Ehh, PHP fits that bill and is clearly optimizable. All sorts of things worked well for PHP, including the original HipHop, HHVM, my own work, and the mainline PHP runtime.
Python has some semantics and behaviors that are particularly hostile to optimization, but as the Faster Python and related efforts have suggested, the main challenge is full compatibility including extensions plus the historical desire for a simple implementation within CPython.
There are limits to retrofitting truly high performance to any of these languages. You want enough static, optional, or gradual typing to make it fast enough in the common case. That's why you also saw the V8 folks give up and make Dart, the Facebook ones made Hack, etc. It's telling that none of those gained truly broad adoption though. Performance isn't all that matters, especially once you have an established codebase and ecosystem.

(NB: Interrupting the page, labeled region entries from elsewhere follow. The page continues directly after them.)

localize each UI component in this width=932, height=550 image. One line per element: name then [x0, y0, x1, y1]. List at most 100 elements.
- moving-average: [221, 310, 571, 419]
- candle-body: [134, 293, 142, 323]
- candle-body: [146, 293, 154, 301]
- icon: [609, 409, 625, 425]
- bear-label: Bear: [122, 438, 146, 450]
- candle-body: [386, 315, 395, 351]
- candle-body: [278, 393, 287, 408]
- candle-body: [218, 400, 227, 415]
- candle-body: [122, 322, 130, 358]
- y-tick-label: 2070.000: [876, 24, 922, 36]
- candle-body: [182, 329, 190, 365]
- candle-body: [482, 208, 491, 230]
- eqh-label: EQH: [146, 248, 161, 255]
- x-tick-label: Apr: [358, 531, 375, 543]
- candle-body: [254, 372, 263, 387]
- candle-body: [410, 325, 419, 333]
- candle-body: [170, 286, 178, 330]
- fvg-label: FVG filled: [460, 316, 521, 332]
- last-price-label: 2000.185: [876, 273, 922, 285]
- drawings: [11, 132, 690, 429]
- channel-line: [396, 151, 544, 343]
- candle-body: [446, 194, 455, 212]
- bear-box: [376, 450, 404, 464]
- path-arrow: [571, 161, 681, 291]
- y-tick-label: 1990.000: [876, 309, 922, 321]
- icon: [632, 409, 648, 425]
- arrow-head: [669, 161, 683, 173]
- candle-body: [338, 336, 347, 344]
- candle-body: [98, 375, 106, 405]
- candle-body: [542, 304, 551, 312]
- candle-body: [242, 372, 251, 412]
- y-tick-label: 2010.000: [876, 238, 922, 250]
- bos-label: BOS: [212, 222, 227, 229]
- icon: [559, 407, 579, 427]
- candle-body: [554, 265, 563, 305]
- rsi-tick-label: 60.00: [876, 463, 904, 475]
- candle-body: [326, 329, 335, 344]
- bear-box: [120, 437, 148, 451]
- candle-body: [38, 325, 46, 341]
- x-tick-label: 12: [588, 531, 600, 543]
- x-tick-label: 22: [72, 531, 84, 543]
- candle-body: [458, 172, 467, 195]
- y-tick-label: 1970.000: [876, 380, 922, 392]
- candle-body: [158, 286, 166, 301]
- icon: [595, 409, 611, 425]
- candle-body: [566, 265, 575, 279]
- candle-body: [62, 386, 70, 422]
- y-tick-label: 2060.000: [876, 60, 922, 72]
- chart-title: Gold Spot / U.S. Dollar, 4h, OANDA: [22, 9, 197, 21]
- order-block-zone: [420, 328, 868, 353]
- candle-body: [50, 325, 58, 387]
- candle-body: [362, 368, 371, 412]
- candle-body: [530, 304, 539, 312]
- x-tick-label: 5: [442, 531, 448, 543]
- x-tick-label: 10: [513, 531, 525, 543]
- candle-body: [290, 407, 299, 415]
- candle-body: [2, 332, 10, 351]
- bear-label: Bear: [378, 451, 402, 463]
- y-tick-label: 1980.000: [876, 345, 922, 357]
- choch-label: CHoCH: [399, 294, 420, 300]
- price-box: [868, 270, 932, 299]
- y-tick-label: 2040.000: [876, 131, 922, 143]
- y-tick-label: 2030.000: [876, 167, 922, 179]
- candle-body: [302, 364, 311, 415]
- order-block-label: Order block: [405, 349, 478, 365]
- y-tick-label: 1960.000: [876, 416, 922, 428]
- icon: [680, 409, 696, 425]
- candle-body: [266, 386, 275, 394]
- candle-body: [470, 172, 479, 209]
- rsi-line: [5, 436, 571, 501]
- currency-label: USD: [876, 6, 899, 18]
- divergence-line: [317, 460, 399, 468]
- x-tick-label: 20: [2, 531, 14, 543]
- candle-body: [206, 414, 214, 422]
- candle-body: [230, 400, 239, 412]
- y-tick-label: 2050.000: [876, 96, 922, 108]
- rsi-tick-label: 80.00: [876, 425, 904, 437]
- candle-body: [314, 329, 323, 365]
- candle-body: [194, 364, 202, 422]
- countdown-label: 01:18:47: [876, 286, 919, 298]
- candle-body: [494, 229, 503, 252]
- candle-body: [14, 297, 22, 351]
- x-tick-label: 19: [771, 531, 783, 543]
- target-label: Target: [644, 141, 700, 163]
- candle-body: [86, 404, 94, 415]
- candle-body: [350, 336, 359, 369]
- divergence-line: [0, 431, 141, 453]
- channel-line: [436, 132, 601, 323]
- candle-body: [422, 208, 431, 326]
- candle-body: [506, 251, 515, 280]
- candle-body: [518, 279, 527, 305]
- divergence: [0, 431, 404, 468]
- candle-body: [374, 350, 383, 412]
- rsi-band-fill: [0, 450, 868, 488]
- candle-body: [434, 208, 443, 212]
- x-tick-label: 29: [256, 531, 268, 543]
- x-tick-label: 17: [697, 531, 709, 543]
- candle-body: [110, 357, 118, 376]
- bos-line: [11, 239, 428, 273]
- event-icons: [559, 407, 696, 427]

> you also saw the V8 folks give up and make Dart
V8 still got substantially faster after the first team left to do Dart. A lot of runtime optimizations (think object model optimizations), several new compilers, and a lot of GC work.
It's a huge investment to make a dynamic language go as fast as JS these days.
> Performance isn't all that matters, especially once you have an established codebase and ecosystem.
And this is no small part of why Java and JS have frequently been pushing VM performance forward — there’s enough code people very much care about continuing to work on performance. (Though the two care about different things mostly: Java cares much more about long-term performance, and JS cares much more about short-term performance.)
It doesn’t hurt they’re both languages which are relatively static compared with e.g. Python, either.